Wed 16 July 16:00 - 16:15 PDT

Position: Principles of Animal Cognition to Improve LLM Evaluations

Sunayana Rane · Cyrus Kirkman · Graham Todd · Amanda Royka · Ryan Law · Erica Cartmill · Jacob Foster

It has become increasingly challenging to understand and evaluate LLM capabilities as these models exhibit a broader range of behaviors. In this position paper, we argue that LLM researchers should draw on the lessons from another field which has developed a rich set of experimental paradigms and design practices for probing the behavior of complex intelligent systems: animal cognition. We present five core principles of evaluation drawn from animal cognition research, and explain how they provide invaluable guidance for understanding LLM capabilities and behavior. We ground these principles in an empirical case study, and show how they can already provide a richer picture of one particular reasoning capability: transitive inference.

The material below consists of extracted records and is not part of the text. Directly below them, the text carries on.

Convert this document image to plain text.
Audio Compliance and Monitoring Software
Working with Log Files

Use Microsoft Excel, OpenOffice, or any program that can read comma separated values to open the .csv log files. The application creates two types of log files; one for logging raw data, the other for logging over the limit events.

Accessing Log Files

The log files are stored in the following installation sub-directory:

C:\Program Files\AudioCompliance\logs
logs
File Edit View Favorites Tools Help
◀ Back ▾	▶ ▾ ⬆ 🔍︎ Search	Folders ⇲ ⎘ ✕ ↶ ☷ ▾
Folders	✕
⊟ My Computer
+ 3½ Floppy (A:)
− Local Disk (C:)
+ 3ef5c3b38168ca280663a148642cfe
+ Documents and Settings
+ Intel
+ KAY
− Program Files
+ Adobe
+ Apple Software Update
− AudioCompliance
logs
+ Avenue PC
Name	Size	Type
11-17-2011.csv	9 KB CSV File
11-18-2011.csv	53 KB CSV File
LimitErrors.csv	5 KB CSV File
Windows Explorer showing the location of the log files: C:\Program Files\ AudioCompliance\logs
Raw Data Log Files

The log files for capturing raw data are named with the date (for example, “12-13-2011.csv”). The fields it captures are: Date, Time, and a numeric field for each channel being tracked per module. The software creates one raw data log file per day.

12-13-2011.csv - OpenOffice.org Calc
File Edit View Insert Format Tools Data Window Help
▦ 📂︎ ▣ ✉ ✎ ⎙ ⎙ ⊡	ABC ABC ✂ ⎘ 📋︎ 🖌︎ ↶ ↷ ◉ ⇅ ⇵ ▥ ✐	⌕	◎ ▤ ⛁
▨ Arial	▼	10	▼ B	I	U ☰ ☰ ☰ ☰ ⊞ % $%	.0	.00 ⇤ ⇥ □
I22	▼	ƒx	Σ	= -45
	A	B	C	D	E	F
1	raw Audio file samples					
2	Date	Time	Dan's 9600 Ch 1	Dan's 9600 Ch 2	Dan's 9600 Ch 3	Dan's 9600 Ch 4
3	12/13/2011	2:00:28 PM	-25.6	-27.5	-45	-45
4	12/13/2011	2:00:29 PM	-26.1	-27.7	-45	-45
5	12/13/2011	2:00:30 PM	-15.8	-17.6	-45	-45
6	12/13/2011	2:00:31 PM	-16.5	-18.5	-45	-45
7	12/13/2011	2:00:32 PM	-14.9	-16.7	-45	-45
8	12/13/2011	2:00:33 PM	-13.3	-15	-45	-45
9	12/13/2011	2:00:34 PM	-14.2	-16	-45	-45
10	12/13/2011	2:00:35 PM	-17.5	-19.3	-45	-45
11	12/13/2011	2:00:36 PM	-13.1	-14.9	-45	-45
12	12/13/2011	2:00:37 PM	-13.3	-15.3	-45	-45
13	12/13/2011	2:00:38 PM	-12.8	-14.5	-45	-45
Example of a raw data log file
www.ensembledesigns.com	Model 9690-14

Wed 16 July 16:15 - 16:30 PDT

Position: Political Neutrality in AI Is Impossible — But Here Is How to Approximate It

Jillian Fisher · Ruth Elisabeth Appel · Chan Young Park · Yujin Potter · Liwei Jiang · Taylor Sorensen · Shangbin Feng · Yulia Tsvetkov · Margaret Roberts · Jennifer Pan · Dawn Song · Yejin Choi

AI systems often exhibit political bias, influencing users' opinions and decisions. While political neutrality—defined as the absence of bias—is often seen as an ideal solution for fairness and safety, this position paper argues that true political neutrality is neither feasible nor universally desirable due to its subjective nature and the biases inherent in AI training data, algorithms, and user interactions. However, inspired by Joseph Raz's philosophical insight that "neutrality [...] can be a matter of degree" (Raz, 1986), we argue that striving for some neutrality remains essential for promoting balanced AI interactions and mitigating user manipulation. Therefore, we use the term "approximation" of political neutrality to shift the focus from unattainable absolutes to achievable, practical proxies. We propose eight techniques for approximating neutrality across three levels of conceptualizing AI, examining their trade-offs and implementation strategies. In addition, we explore two concrete applications of these approximations to illustrate their practicality. Finally, we assess our framework on current large language models (LLMs) at the output level, providing a demonstration of how it can be evaluated. This work seeks to advance nuanced discussions of political neutrality in AI and promote the development of responsible, aligned language models.